I am dealing with a tricky, unbalanced data set and trying to run a logistic regression model. One class is present with a 10:1 ratio.

My objective here is to boost my predictive accuracy – minimize the incorrect predictions and maximize the correct ones.

I've tried undersampling (which doesn't work very well) and I have tried logistic regression,case-weighted logistic, and Firth logistic regression.

None of them are very successful.

While I can sometimes yield good true negative rates depending on the dataset, in the end the prediction is merely representative of its underlying class distribution. The case-weighted logistic does about as well as the Firth when I test it – which is to say, it does horribly.

So…

  1. Is there anything else I can do to meet my objective? From what I
    can tell, exact logistic regression is an option but only for very
    small datasets, which is not the case here.
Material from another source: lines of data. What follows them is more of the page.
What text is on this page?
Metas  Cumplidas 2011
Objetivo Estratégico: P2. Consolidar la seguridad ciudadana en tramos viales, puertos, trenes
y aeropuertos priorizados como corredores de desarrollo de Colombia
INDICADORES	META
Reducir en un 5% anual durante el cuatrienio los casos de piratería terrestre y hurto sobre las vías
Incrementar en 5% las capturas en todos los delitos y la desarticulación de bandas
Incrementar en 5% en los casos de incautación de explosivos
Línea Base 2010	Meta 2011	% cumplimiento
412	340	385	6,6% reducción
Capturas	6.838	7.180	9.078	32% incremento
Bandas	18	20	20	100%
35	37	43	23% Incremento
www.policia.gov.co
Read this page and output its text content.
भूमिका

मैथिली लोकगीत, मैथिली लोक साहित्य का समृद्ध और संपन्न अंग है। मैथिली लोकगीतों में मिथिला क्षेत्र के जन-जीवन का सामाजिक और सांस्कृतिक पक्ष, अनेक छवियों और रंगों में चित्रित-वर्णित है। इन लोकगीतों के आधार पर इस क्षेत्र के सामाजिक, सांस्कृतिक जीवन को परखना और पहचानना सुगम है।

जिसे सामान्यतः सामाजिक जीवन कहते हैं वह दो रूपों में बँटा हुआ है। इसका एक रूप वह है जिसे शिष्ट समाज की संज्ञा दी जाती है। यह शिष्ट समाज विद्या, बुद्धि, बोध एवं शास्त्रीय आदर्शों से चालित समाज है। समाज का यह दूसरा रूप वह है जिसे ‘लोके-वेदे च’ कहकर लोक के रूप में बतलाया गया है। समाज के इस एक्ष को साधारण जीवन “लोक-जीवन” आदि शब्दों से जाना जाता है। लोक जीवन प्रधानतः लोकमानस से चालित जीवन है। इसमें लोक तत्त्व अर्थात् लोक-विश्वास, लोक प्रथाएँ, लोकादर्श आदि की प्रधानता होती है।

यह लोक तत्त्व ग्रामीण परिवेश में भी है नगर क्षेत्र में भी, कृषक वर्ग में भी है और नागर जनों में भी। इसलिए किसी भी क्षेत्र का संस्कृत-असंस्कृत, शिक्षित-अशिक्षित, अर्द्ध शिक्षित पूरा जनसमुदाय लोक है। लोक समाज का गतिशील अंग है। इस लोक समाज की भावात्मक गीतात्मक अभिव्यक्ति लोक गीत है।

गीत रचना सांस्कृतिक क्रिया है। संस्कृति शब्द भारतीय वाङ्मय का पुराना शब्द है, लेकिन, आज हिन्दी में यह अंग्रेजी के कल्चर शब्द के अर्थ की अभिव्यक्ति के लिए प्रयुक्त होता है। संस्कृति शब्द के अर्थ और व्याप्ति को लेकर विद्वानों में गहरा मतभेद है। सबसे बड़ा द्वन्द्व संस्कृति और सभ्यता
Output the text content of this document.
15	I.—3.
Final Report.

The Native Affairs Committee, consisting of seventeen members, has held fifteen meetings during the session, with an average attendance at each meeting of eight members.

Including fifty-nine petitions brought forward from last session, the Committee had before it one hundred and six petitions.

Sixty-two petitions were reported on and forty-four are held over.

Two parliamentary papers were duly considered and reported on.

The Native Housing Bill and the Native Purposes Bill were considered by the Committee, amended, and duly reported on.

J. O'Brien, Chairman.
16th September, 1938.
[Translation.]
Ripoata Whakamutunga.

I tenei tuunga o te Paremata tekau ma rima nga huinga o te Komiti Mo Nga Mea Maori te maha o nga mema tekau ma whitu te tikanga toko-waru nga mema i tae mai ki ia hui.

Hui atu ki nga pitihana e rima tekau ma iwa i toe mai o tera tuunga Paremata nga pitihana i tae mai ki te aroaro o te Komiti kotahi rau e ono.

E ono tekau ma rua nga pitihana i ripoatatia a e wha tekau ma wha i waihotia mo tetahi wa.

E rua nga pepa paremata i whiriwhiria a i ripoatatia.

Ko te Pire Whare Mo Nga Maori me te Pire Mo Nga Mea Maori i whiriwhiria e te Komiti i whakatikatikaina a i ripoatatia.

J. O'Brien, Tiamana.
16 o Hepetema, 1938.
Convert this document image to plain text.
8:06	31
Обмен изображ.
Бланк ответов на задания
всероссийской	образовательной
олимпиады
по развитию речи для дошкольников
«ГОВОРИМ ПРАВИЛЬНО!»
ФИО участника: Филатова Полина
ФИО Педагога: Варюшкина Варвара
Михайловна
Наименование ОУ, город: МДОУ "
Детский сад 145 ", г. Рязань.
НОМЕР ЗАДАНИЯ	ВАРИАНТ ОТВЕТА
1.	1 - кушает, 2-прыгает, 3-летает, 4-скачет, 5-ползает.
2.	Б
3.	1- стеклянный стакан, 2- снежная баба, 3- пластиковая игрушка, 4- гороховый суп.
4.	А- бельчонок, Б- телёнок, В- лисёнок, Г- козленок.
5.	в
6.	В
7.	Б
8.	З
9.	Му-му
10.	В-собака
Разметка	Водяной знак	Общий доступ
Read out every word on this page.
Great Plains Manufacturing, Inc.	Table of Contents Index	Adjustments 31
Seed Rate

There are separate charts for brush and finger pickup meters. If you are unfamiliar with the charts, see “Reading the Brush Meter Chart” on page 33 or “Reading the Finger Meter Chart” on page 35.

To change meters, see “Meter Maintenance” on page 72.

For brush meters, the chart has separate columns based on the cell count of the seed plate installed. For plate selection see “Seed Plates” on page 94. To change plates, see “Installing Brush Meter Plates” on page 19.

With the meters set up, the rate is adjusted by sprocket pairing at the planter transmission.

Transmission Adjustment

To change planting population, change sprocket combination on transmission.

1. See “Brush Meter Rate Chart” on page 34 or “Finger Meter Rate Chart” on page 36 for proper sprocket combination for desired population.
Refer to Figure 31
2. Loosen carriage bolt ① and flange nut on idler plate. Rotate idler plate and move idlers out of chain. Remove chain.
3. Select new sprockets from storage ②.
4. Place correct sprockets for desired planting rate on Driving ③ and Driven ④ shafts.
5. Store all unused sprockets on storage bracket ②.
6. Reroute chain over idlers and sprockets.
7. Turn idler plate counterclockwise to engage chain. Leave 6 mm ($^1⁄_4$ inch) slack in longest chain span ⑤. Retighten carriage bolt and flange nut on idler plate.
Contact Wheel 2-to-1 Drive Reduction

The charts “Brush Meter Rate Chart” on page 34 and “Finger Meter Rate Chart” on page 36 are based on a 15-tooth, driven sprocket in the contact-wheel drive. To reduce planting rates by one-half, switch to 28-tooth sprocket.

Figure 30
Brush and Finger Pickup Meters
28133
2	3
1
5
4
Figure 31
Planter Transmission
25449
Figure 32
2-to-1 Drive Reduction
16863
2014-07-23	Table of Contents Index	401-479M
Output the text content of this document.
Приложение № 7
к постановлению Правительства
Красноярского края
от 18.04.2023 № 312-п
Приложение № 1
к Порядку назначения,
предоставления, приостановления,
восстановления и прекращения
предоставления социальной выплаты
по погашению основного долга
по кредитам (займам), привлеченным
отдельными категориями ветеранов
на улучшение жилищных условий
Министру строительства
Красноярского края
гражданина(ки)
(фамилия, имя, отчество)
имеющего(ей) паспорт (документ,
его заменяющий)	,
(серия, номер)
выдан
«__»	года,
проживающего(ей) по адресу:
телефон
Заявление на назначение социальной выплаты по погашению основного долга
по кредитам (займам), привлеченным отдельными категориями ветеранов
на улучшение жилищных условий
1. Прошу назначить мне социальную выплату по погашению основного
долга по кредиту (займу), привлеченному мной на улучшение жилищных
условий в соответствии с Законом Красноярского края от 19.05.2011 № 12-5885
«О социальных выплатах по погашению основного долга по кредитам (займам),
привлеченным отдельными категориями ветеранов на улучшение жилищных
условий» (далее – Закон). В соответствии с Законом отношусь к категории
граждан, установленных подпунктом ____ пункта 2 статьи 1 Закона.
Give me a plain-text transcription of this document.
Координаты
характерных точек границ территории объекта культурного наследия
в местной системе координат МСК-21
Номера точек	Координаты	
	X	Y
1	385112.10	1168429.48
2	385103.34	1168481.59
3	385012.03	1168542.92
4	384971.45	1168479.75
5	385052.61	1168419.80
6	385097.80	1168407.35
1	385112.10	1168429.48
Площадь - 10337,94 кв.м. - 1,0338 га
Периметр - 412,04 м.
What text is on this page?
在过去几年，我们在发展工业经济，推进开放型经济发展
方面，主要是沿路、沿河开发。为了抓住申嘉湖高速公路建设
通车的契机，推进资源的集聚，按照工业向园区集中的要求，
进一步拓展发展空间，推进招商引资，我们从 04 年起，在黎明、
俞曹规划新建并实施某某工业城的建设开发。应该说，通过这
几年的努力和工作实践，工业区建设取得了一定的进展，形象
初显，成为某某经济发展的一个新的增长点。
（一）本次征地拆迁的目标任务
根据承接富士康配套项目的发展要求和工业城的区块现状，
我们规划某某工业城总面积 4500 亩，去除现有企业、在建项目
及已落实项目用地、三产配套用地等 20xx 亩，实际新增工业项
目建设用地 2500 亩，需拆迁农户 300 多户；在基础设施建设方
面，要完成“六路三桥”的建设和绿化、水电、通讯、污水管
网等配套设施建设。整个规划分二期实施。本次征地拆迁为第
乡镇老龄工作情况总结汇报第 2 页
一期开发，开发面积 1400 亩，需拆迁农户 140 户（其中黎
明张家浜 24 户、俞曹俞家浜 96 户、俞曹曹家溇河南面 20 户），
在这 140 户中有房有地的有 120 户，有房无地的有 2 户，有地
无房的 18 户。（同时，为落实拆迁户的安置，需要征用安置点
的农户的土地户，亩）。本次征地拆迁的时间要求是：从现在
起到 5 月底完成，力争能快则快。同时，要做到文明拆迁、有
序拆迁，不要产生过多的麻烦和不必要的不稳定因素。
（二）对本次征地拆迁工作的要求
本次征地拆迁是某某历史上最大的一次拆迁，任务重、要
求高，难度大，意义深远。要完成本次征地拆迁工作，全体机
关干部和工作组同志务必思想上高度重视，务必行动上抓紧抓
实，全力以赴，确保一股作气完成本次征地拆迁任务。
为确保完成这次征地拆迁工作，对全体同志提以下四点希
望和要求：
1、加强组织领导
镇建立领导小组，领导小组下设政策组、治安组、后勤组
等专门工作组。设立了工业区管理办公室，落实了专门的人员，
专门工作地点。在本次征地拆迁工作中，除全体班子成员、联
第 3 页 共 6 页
  2. Do I need to go back and explore variable selection?

  3. Why is it that the penalized model (Firth) is not a substantial
    improvement over the case-weighted logistic?

  4. Are there any options I am not considering?

  5. Should I change tactics and look to something like an anomaly
    detection model instead?


Please excuse me if this question is lacking in details -this is my first time asking a question here. I would be happy to add in anything.

Best Answer

Just think about the fact that you have a 10:1 class ratio and yet your interest is in zero-one loss, that is, maximizing the proportion of cases correctly identified. The accuracy of a trivial model that just guesses the modal class for every case would be 10/(10 + 1) = 91%, which is pretty high. In order to substantially beat 91%, as with 95% accuracy, you need one or more highly predictive features. If you don't have any, as is often the case in real problems, the best you can hope for is quite small improvements on 91%. In a nutshell, this problem is too easy for statistics or machine learning to be able to get you much more predictive power.

Possibly I can give you more specific advice if you add details.